Again that would be enough to be super sus.
Altogether though, that is a LOT of issues that kinda happen to fall into place for these results.

So, at best, this is study design and reporting negligence on a lot of dimensions plus a little push from random chance.

Best bet is assuming this is the case.
HOWEVER, given the weirdness about these errors (and a clear willingness to play fast and loose with the word "randomized") we should do some due diligence here and verify that's the case, which is what is happening now.
This should all be pretty cut and dry if the ethics approval and protocol turns up and describes this RCT. If it doesn't...

In the meantime, we are playing catchup, since this study is blowing up all over the place with unscrupulous sharers and media reports.
This has the makings of yet another HCQ-type debacle (albeit probably not as big) with a hint of DANMASK.

Let's do our best to not let that happen.
If you want some more "live" look at this, @sTeamTraen has been at work here (and has a sterling reputation for discovering all kinds of research mistakes and misconduct, as well as well-known research trouble-maker @GidMK.

I'll probably update when I'm more sure of things.
Well, we have an an answer from the authors...of sorts. Copied here, because this sure is something.

https://pubpeer.com/publications/DAF3DFA9C4DE6D1B7047E91B1766F0#11
What on earth does this mean, and how can you possibly square it with what's in the abstract and manuscript itself?
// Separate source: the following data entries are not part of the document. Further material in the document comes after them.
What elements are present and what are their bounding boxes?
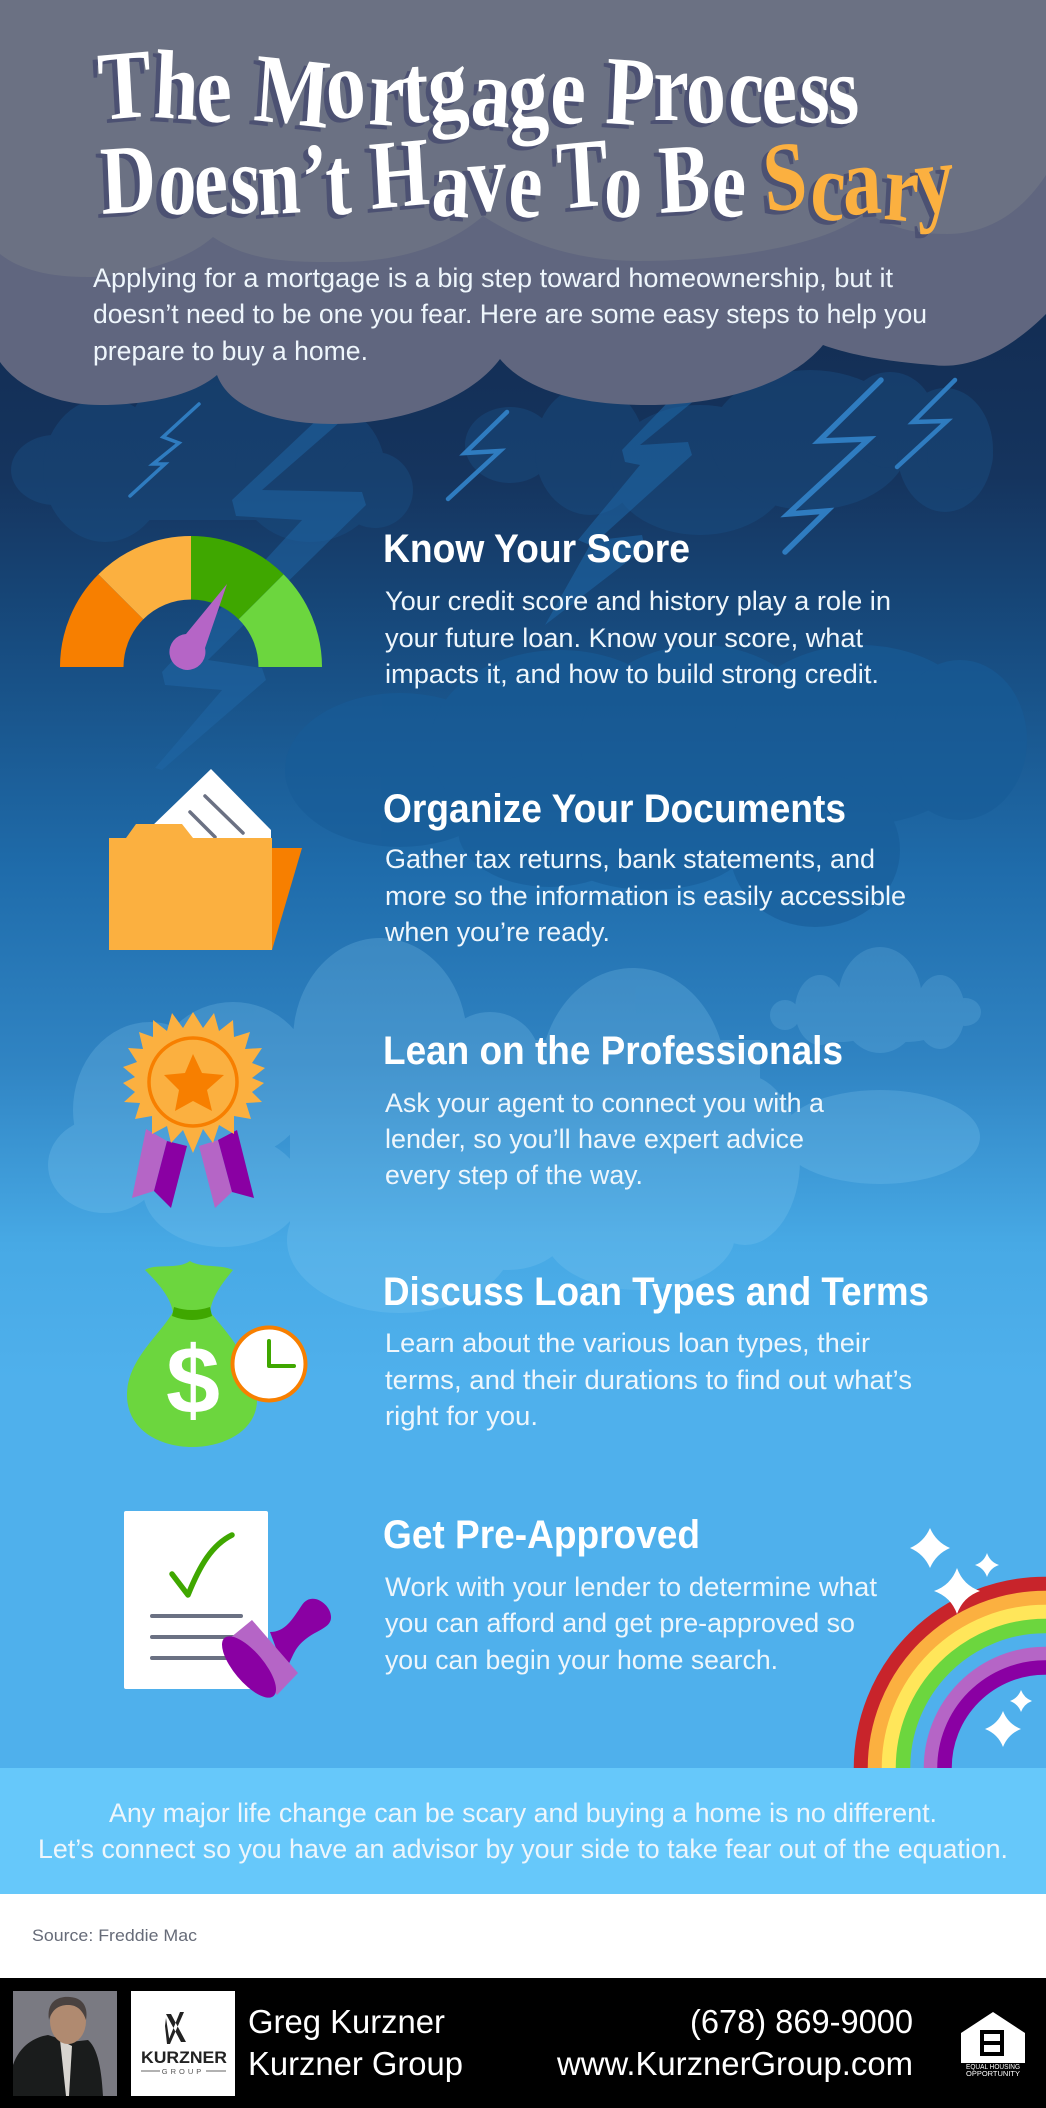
heading and text: lean on the professionals <box>383 1029 843 1190</box>
intro text: Applying for a mortgage is a big step toward homeownership, but it <box>93 263 893 293</box>
brokerage logo: GROUP <box>162 2067 204 2076</box>
background clouds: middle dark <box>285 645 1027 927</box>
title: The Mortgage Process <box>94 30 861 149</box>
heading and text: get pre-approved: Work with your lender to determine what <box>385 1572 878 1602</box>
background clouds: upper dark <box>11 370 993 542</box>
equal housing logo <box>961 2012 1025 2078</box>
icon: money bag with clock <box>127 1261 306 1447</box>
heading and text: know your score: impacts it, and how to build strong credit. <box>385 659 879 689</box>
intro text <box>93 263 927 366</box>
contact names: Greg Kurzner <box>248 2003 445 2040</box>
source note <box>0 1894 1046 1978</box>
equal housing logo: OPPORTUNITY <box>966 2069 1020 2078</box>
lightning: large faded center <box>545 400 695 625</box>
contact names <box>248 2003 463 2082</box>
heading and text: organize your documents: when you’re ready. <box>384 917 610 947</box>
heading and text: organize your documents: more so the information is easily accessible <box>385 881 906 911</box>
storm cloud front layer <box>0 0 1046 277</box>
heading and text: lean on the professionals: Ask your agent to connect you with a <box>385 1088 825 1118</box>
background clouds: small light <box>770 947 981 1053</box>
title: Doesn’t Have To Be <box>97 119 749 240</box>
heading and text: lean on the professionals: every step of the way. <box>385 1160 643 1190</box>
heading and text: get pre-approved: you can begin your home search. <box>385 1645 778 1675</box>
icon: award ribbon <box>123 1012 265 1208</box>
sparkles <box>910 1528 1032 1747</box>
contact names: Kurzner Group <box>248 2045 463 2082</box>
title: Scary <box>757 122 958 243</box>
equal housing logo: EQUAL HOUSING <box>966 2062 1020 2071</box>
heading and text: organize your documents <box>383 787 906 947</box>
agent photo <box>13 1991 117 2096</box>
heading and text: discuss loan types and terms: Learn about the various loan types, their <box>385 1328 870 1358</box>
heading and text: discuss loan types and terms: Discuss Loan Types and Terms <box>383 1270 929 1314</box>
icon: folder with document <box>109 769 302 950</box>
intro text: doesn’t need to be one you fear. Here are some easy steps to help you <box>93 299 927 329</box>
heading and text: get pre-approved: you can afford and get pre-approved so <box>385 1608 855 1638</box>
contact phone and website: www.KurznerGroup.com <box>556 2045 913 2082</box>
intro text: prepare to buy a home. <box>93 336 368 366</box>
icon: money bag with clock: $ <box>166 1327 220 1434</box>
icon: credit score gauge <box>60 536 322 670</box>
heading and text: get pre-approved: Get Pre-Approved <box>383 1513 700 1557</box>
lightning: large faded left <box>155 415 366 770</box>
heading and text: get pre-approved <box>383 1513 878 1675</box>
contact phone and website <box>556 2003 913 2082</box>
brokerage logo <box>131 1991 235 2096</box>
contact phone and website: (678) 869-9000 <box>690 2003 913 2040</box>
heading and text: lean on the professionals: lender, so you’ll have expert advice <box>385 1124 804 1154</box>
heading and text: organize your documents: Organize Your Documents <box>383 787 846 831</box>
heading and text: discuss loan types and terms: right for you. <box>385 1401 538 1431</box>
rainbow <box>861 1584 1046 1952</box>
heading and text: know your score: Know Your Score <box>383 527 690 571</box>
heading and text: know your score <box>383 527 891 689</box>
title <box>94 30 958 243</box>
brokerage logo: KURZNER <box>141 2048 227 2067</box>
heading and text: know your score: your future loan. Know your score, what <box>385 623 863 653</box>
closing callout band: Let’s connect so you have an advisor by your side to take fear out of the equation. <box>38 1834 1008 1864</box>
heading and text: know your score: Your credit score and history play a role in <box>385 586 891 616</box>
storm cloud back layer <box>0 0 1046 424</box>
heading and text: organize your documents: Gather tax returns, bank statements, and <box>385 844 875 874</box>
footer bar <box>0 1978 1046 2108</box>
background clouds: large light <box>48 938 980 1313</box>
lightning: small bolts <box>130 380 955 552</box>
source note: Source: Freddie Mac <box>32 1927 197 1945</box>
closing callout band: Any major life change can be scary and buying a home is no different. <box>109 1798 937 1828</box>
heading and text: discuss loan types and terms: terms, and their durations to find out what’s <box>385 1365 912 1395</box>
sky background <box>0 250 1046 1380</box>
heading and text: discuss loan types and terms <box>383 1270 929 1431</box>
heading and text: lean on the professionals: Lean on the Professionals <box>383 1029 843 1073</box>
icon: approved document with stamp <box>124 1511 331 1706</box>
closing callout band <box>0 1768 1046 1894</box>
"We never say in the article that it is a randomized control trial (RCT) but we consider an open randomized trial, and an observational study."
The study describes randomization (implied at the individual level, but actually at the ward level). It describes a control (not receiving the "treatment") and it directly describes it as a trial.

There is ZERO question that, if we take them at their word, this is an RCT.
"Formal ethical approval was obtained shortly after the study started although verbal approval from the ethics committee was given at the time it was started while we completed all the bureaucratic process."

Oh. Oh no. That is very, very not ok.
In case there is any doubt at all, this is a direct quote from the manuscript, page 5:

"The effect of calcifediol administration was studied in a prospective open randomized controlled trial."
This. https://twitter.com/maureviv/status/1361380910956953601
This was clearly suspicious from the start, but I am quite honestly pretty shocked, and did not expect this result.

There are still some open questions, but at minimum this is a major violation of public trust and ethics, not to mention scientific and statistical rigor.
I hope the authors do the right thing and pull it. There is no version of this situation which can save it.

Best we can do is be honest with our errors and move forward.
Also folks; please don't take it upon yourselves to try to "fix this" by leaving inappropriate comments or feedback.

The authors already have all the information they need, from well-qualified folks who do this kind of thing.

Let this run its course, no need for more attention.